Por esse motivo, toda úlcera gástrica deve ser biopsiada (tirar fragmentos) e submetida a exame anatomopatológico (microscópico).
E qual o tratamento das úlceras pépticas?
O tratamento das úlceras pépticas se faz através da somatória de atitudes.
A primeira atitude é, quando possível, retirar o fator agressivo, o qual está colaborando para a formação da úlcera. O tabagismo deve ser desestimulado.
A dieta deve ser ajustada nos pacientes portadores da doença ulcerosa, suspendendo ou trocando os alimentos que acarretam os sintomas.
A partir daí o tratamento medicamentoso deve ser instituído, com a dose adequada e o tempo de tratamento já estipulado.
O tratamento cirúrgico fica reservado para algumas complicações, como nas perfurações.

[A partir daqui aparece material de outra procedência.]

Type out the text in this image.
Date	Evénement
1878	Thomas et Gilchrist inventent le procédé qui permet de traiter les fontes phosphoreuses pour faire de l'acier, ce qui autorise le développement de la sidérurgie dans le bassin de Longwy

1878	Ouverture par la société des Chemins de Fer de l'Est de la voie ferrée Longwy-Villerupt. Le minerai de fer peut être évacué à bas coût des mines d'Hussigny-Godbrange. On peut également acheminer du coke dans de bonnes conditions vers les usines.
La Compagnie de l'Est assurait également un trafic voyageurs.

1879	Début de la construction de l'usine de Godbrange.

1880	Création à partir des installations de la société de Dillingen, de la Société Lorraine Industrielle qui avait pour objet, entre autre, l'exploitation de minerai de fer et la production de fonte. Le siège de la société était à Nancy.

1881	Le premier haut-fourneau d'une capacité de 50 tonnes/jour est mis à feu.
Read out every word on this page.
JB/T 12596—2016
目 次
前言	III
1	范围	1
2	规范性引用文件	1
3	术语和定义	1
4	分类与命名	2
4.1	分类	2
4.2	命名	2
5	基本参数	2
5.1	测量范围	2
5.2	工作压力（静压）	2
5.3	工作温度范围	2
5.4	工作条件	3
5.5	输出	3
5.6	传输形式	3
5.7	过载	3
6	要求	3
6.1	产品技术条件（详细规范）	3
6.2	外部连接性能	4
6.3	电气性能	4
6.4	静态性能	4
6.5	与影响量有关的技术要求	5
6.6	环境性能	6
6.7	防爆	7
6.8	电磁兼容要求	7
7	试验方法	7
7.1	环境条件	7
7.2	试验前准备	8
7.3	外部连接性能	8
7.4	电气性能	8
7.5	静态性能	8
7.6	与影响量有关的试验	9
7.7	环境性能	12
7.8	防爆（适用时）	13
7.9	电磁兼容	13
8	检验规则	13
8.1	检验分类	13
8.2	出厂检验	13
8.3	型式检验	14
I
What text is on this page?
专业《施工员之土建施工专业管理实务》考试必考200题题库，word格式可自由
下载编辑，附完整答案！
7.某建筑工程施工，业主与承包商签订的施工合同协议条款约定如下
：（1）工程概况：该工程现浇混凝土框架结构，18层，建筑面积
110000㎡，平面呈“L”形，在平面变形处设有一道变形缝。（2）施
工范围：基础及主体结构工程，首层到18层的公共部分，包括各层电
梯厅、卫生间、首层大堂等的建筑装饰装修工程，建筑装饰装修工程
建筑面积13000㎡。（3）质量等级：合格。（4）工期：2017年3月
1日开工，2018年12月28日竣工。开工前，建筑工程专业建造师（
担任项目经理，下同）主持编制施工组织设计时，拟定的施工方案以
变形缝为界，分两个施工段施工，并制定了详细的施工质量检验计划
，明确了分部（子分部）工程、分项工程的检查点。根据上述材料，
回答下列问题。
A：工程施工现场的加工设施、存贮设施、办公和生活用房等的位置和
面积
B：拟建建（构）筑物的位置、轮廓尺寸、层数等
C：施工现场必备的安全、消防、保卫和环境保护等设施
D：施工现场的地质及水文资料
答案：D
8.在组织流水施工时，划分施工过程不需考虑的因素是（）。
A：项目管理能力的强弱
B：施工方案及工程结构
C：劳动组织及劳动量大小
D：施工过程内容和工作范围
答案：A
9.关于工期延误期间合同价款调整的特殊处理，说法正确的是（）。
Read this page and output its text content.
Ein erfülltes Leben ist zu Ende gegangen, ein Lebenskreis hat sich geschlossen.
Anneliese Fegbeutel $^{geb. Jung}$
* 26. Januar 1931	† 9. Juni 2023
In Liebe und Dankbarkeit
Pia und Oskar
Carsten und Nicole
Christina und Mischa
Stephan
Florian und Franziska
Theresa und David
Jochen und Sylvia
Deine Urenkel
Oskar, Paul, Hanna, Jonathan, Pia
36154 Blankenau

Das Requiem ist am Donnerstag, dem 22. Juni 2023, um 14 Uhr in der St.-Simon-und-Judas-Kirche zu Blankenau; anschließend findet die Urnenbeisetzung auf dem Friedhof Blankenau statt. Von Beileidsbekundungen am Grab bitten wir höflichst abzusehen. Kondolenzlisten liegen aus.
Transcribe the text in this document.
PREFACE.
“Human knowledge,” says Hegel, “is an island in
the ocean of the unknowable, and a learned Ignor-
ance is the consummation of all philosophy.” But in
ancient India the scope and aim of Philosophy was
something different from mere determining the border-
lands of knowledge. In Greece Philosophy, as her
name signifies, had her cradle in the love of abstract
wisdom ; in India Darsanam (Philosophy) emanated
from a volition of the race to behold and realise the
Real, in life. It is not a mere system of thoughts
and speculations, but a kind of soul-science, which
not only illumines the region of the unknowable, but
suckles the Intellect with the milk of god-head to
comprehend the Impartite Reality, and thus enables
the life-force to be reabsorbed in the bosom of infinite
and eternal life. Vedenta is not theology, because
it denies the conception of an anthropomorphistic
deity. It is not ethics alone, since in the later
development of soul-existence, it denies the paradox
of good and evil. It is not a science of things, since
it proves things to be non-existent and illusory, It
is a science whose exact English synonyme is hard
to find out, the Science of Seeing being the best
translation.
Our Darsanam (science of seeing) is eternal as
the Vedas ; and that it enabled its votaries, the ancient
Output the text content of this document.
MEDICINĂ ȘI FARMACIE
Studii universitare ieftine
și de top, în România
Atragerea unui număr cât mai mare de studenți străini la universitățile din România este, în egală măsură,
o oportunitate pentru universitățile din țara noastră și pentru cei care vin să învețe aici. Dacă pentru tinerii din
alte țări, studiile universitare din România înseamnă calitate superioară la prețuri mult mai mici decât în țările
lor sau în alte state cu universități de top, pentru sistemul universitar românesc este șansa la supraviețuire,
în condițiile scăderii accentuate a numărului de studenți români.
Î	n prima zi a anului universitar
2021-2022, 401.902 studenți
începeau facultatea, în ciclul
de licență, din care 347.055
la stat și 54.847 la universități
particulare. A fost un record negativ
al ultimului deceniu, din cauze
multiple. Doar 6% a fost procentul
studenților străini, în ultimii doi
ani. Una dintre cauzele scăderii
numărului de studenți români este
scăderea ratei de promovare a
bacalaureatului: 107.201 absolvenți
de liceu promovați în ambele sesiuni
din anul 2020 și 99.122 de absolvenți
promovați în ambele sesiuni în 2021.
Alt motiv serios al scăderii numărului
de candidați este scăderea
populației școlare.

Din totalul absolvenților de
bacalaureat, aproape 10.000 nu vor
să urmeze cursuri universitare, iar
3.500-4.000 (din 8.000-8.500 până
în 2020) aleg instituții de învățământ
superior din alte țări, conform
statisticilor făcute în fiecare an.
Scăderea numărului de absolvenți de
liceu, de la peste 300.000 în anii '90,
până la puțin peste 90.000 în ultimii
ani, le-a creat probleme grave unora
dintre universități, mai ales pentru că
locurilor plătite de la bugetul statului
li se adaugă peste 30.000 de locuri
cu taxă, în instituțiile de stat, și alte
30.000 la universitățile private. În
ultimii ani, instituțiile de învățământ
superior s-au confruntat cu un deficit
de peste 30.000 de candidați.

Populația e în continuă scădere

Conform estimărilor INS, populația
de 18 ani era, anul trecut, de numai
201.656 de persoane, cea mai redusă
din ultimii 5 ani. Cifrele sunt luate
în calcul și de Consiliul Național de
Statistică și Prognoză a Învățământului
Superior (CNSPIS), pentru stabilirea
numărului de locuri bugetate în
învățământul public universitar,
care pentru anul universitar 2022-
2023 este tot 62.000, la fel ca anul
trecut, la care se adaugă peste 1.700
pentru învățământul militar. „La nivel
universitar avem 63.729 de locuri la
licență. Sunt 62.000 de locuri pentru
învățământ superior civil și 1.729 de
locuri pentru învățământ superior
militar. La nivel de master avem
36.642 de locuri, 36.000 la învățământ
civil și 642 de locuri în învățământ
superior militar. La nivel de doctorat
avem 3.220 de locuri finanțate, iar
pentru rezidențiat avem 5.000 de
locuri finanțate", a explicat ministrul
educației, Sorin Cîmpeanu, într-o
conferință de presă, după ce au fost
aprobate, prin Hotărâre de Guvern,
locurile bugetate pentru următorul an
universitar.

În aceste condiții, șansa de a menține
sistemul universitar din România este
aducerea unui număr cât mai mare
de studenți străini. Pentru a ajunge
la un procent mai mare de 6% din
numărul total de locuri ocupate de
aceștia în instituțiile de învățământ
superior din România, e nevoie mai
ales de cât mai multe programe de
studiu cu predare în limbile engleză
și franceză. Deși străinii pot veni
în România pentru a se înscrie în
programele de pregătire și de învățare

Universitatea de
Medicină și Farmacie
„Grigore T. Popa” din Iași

A endoscopia pode também tratar algumas complicações das úlceras, como o sangramento e a estenose. Através da endoscopia é possível se injetar substâncias que fazem o sangramento parar, ou até mesmo aplicar um “clip” que também interrompe o sangramento.
Quanto as estenoses, a endoscopia pode efetuar a dilatação do segmento estreitado (estenosado), deixando esse segmento pérvio novamente. A cirurgia, em casos de estenoses, deve ser indicada nos casos de insucesso do tratamento endoscópico (dilatação).